Getting ready for VXLAN

By | 2016-03-12

Background:

One of the breakthrough announcements made during VMworld this year was by Steve Herrod, the CTO for VMware, on the advent of VXLAN.  The way Steve Herrod described it, VXLAN was going to bring to virtual machines, the mobility that is currently afforded by mobile phone providers to mobile subscribers. Virtual machines would be assigned IP addresses.These addresses would allow them to be migrated to different clusters in the datacenter, without reconfiguration.
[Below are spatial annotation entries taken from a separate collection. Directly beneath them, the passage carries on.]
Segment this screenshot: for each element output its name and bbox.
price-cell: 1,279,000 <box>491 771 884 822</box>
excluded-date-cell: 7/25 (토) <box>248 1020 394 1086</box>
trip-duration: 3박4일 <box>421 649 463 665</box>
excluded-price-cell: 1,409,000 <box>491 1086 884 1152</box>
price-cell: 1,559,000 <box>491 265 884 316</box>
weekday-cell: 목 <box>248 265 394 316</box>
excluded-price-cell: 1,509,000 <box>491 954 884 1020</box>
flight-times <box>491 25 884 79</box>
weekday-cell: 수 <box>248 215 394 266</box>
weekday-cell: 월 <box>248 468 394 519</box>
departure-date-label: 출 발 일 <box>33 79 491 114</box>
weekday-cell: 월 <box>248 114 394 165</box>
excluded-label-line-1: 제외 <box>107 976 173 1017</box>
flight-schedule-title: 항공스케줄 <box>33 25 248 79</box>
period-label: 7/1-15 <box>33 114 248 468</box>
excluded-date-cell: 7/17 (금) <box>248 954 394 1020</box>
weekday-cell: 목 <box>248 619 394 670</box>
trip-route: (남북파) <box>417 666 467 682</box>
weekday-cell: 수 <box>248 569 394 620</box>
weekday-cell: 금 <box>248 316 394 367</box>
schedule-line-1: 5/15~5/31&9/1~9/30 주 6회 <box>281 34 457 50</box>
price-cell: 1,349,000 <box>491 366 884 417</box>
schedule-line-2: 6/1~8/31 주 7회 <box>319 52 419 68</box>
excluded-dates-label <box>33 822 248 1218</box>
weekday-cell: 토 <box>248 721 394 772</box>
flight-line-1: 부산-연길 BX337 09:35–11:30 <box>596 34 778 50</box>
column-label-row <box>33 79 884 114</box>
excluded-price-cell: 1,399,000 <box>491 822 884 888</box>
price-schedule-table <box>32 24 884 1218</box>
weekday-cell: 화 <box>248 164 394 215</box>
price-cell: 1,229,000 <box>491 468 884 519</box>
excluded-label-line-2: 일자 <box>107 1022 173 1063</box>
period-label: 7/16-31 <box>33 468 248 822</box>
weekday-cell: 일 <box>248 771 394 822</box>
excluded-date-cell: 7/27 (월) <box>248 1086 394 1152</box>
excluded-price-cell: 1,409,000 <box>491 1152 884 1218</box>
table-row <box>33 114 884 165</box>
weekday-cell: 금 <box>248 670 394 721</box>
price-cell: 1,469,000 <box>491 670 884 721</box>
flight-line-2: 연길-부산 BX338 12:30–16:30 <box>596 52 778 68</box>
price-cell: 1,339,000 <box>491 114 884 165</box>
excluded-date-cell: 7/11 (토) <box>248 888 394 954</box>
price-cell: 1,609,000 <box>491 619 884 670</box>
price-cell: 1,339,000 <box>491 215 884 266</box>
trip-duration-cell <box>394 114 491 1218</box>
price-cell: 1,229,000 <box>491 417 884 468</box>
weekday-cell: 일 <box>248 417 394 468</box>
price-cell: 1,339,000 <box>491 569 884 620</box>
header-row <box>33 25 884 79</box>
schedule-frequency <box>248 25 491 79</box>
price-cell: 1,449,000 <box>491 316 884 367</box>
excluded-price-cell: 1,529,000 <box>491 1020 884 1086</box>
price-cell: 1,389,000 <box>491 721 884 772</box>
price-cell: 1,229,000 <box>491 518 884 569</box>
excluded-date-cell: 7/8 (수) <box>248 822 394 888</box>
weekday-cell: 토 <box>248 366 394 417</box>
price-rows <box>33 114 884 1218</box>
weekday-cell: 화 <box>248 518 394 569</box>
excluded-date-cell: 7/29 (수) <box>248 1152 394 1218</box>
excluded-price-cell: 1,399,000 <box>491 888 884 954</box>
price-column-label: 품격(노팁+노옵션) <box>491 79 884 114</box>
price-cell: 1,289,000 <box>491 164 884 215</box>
VXLAN is a proposed Internet Engineering Task Force (IETF) standard led by VMware in collaboration with Cisco, Arista, Broadcom, Citrix, and RedHat.  The draft standard can be found on the IETF website:

http://tools.ietf.org/html/draft-mahalingam-dutt-dcops-vxlan-00

The Technology:

VXLAN works by overlaying layer 2 networks over layer three networks.  What this really means is that the virtual machine’s Ethernet (layer two) network can be transported transparently over different TCP/IP (layer 3) networks.

Migrate between L3.vsd

The figure above illustrates this with two rows of datacenter racks that have different IP addresses blocks assigned to them.  In a non-VXLAN environment, the virtual machines would have IP addresses in either the 10.99.1-10.99.127 or the 10.100.1 – 10.100.127 blocks depending on the racks they were in.  This is usually because datacenters are usually designed with limited number of VLANS, and thus IP addresses, available in different locations of the datacenters.  This physical datacenter design would restrict vCenter cluster membership to ESXi servers in the same row.  This is due to the fact that the ESXi servers would need access to the same IP address used by the virtual machines they host.

VXLAN overlay networks break this restriction and make it possible for virtual machines to reside on any ESXi host. The virtual machines on those ESXi servers would be on their own IP subnets that would be carried over the physical networks available to the ESXi servers.

In Closing:

To get ready for all this flexibility in your VMware Infrastructure will not require you to overhaul your network gear, or make drastic changes in the way data moves around your network.  In fact the only change you might need to make, is to allow for multicast on the network segments you want to carry VXLAN traffic.  Support for VXLAN will be included into the next version of the virtual distributed switch, as well as the upcoming release of the Cisco Nexus 1000v virtual switch.

As you can see VXLAN will allow for greater flexibility in how you design your VMware Infrastructure and provide for easier mobility of virtual machines in and around your datacenter.